Masjid Liberal Pertama dan Imam Wanita di Jerman
Seyran Ates. FOTO/Vorwaerts.de

tirto.id - Seyran Ates adalah seorang imigran dari Turki. Ia pertama kali tiba di Jerman pada usia enam tahun. Ates kemudian berkarier sebagai aktivis pembela hak perempuan dan pengacara sejak 1997. Fokusnya membela perempuan dalam kasus kekerasan dalam rumah tangga dan pernikahan paksa.

Cita-cita itu muncul dari pengalamannya sendiri ketika kecil. Sebagai anak imigran dari keluarga muslim, ia harus melayani abang dan orangtuanya di rumah. Tak boleh keluar rumah tanpa izin mereka, seperti perlakuan yang diterima banyak anak perempuan muslim dari Timur Tengah. Ates juga dipukuli dan dimarahi bila melanggar aturan, menyebabkan ia jadi salah satu anak yang susah bersosialisasi karena tak paham bahasa Jerman.

Kisah itu diceritakannya di biografinya, berjudul Große Reise ins Feuer - Die Geschichte einer deutschen Türkin—Perjalanan Besar ke dalam Gejolak – Kisah Seorang Turki-Jerman.

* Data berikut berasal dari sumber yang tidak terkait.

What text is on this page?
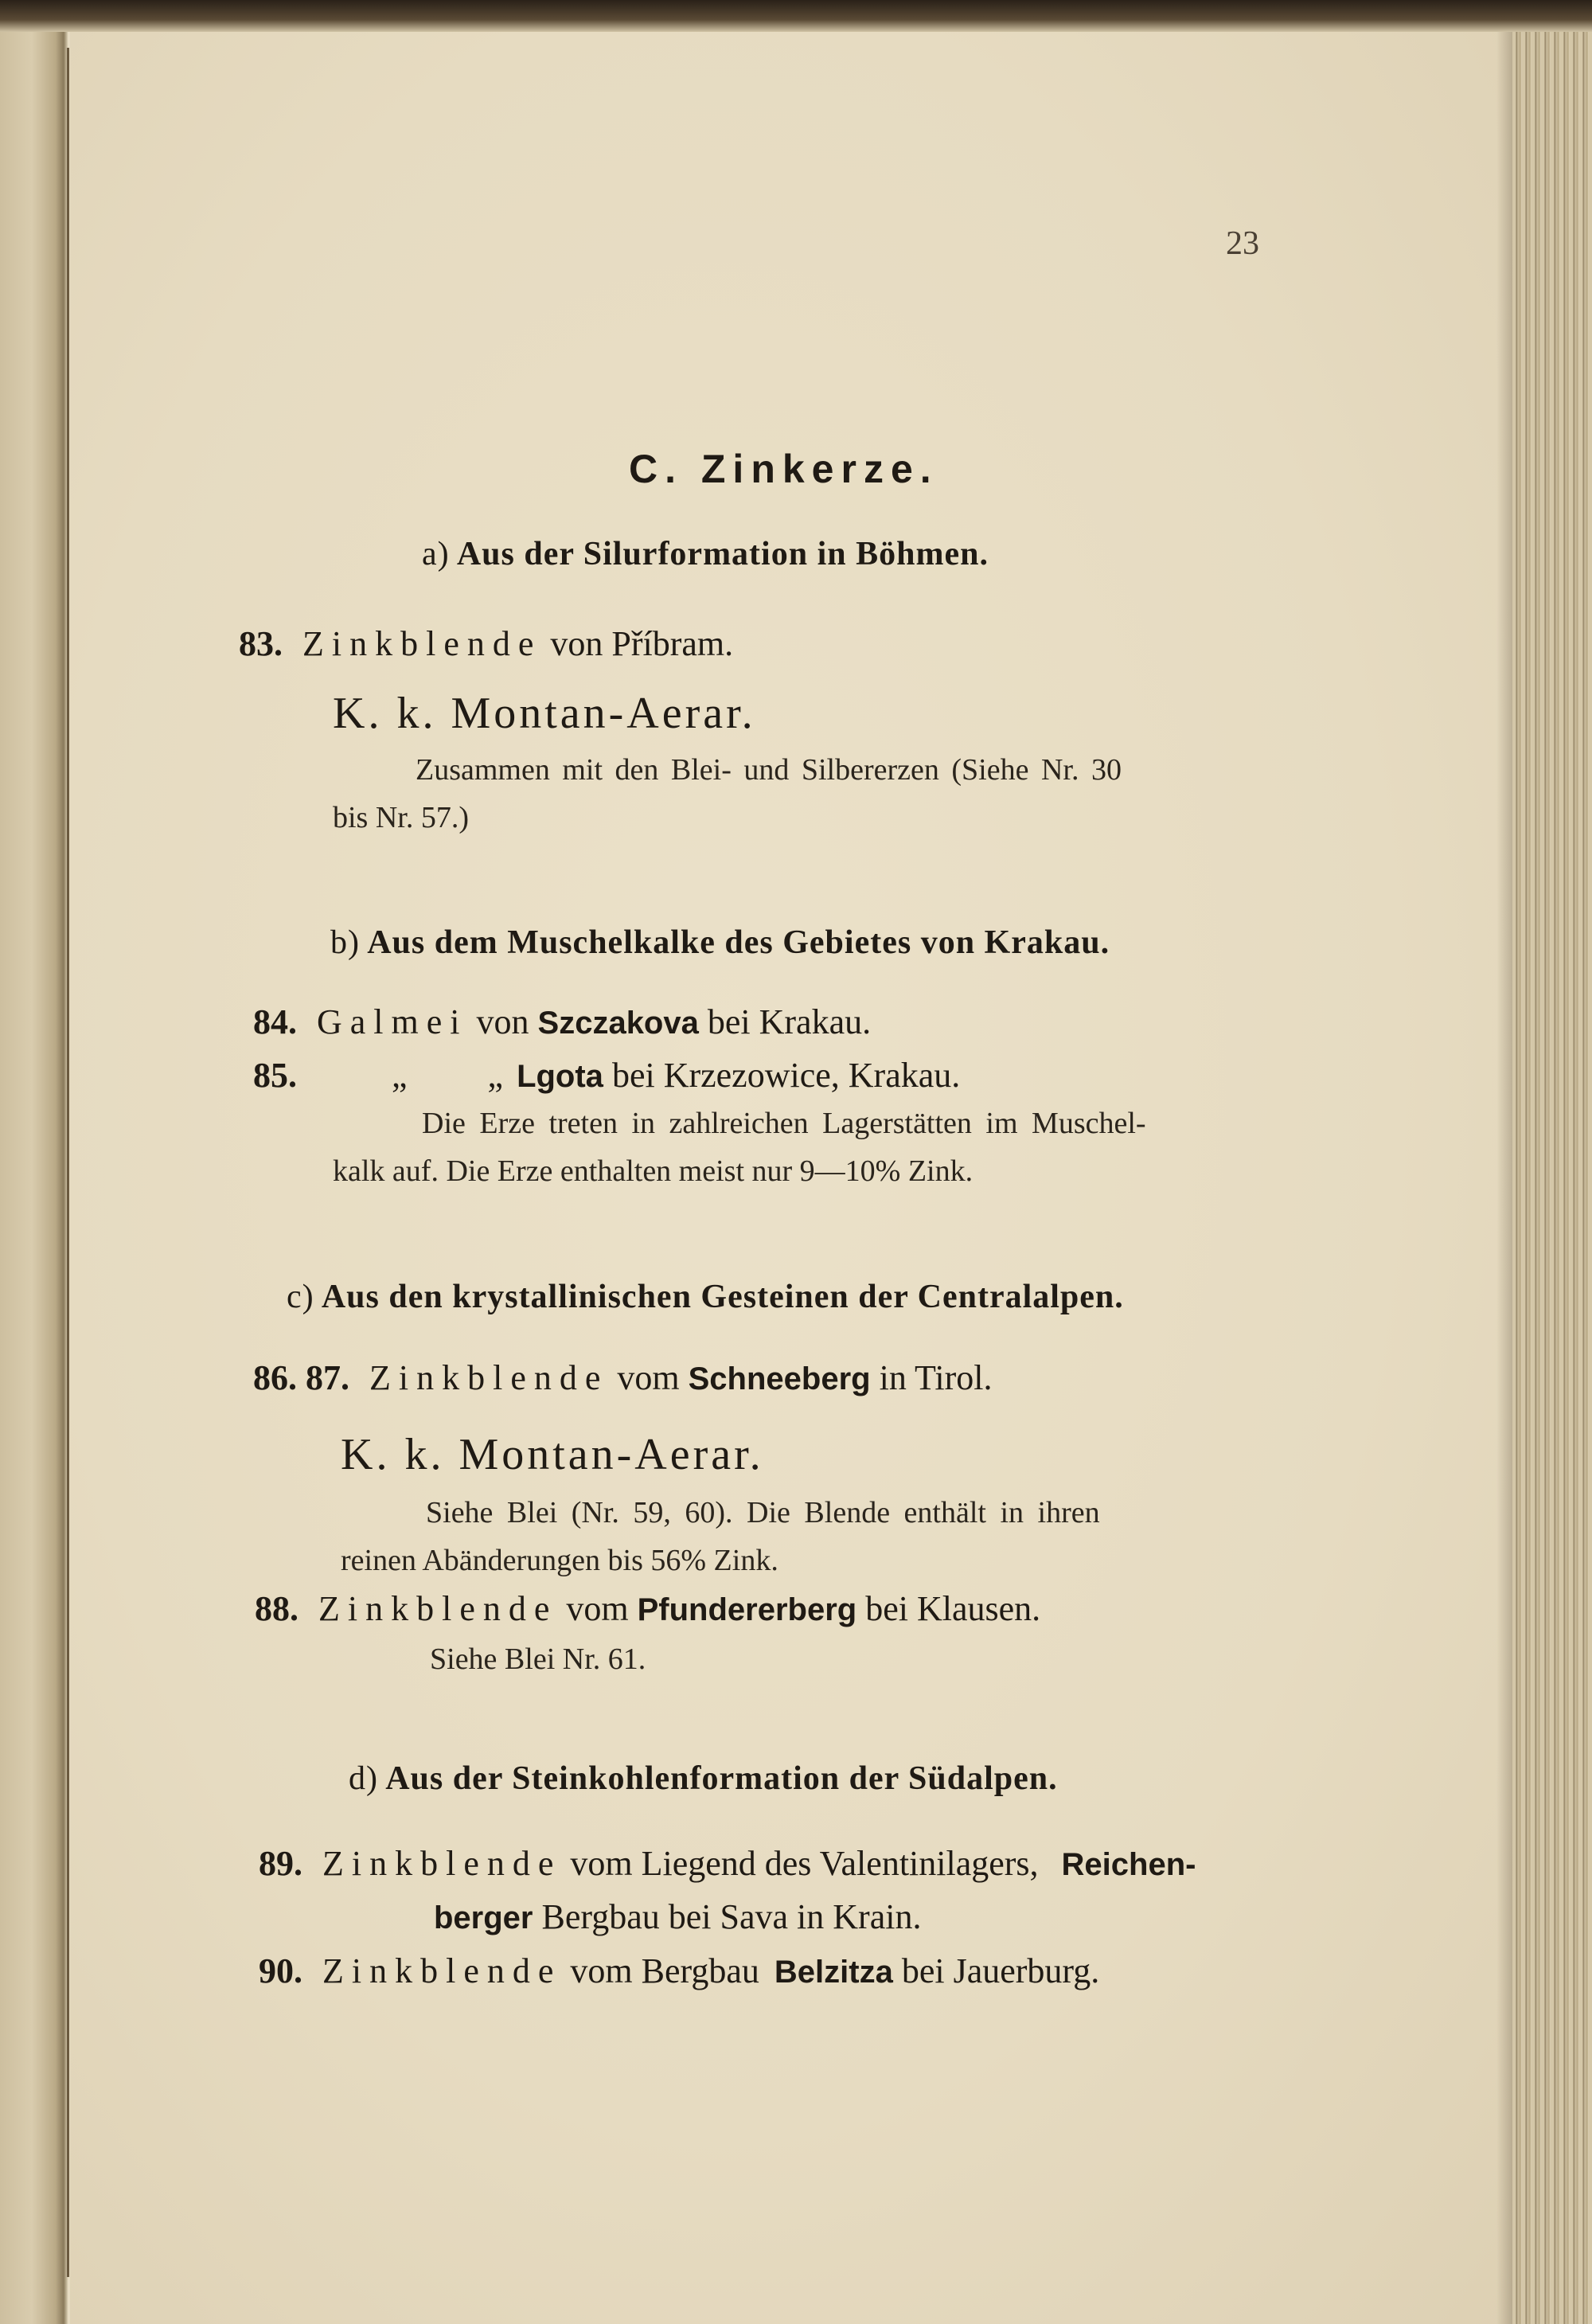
23
C. Zinkerze.
a) Aus der Silurformation in Böhmen.
83. Zinkblende von Příbram.
K. k. Montan-Aerar.
Zusammen mit den Blei- und Silbererzen (Siehe Nr. 30
bis Nr. 57.)
b) Aus dem Muschelkalke des Gebietes von Krakau.
84. Galmei von Szczakova bei Krakau.
85.	„ „ Lgota bei Krzezowice, Krakau.
Die Erze treten in zahlreichen Lagerstätten im Muschel-
kalk auf. Die Erze enthalten meist nur 9—10% Zink.
c) Aus den krystallinischen Gesteinen der Centralalpen.
86. 87. Zinkblende vom Schneeberg in Tirol.
K. k. Montan-Aerar.
Siehe Blei (Nr. 59, 60). Die Blende enthält in ihren
reinen Abänderungen bis 56% Zink.
88. Zinkblende vom Pfundererberg bei Klausen.
Siehe Blei Nr. 61.
d) Aus der Steinkohlenformation der Südalpen.
89. Zinkblende vom Liegend des Valentinilagers, Reichen-
berger Bergbau bei Sava in Krain.
90. Zinkblende vom Bergbau Belzitza bei Jauerburg.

Perempuan kelahiran 1963 ini kemudian membuat sejarah Jumat lalu, 16 Juni 2017. Ia membangun sebuah masjid liberal pertama yang pernah ada. Lokasinya di lantai tiga gedung Gereja Protestan Sankt-Johannes-Kirche di kawasan Moabit, Berlin. Peresmiannya dikawal ketat oleh polisi.

Masjid itu kemudian dinamai Masjid Ibn Ruschd Goethe, diambil dari dokter, filsuf, dan ilmuwan Arab-Islam Ibn Rusyd (1126-1198) dan sastrawan Johann Wolfgang von Goethe (1749-1832).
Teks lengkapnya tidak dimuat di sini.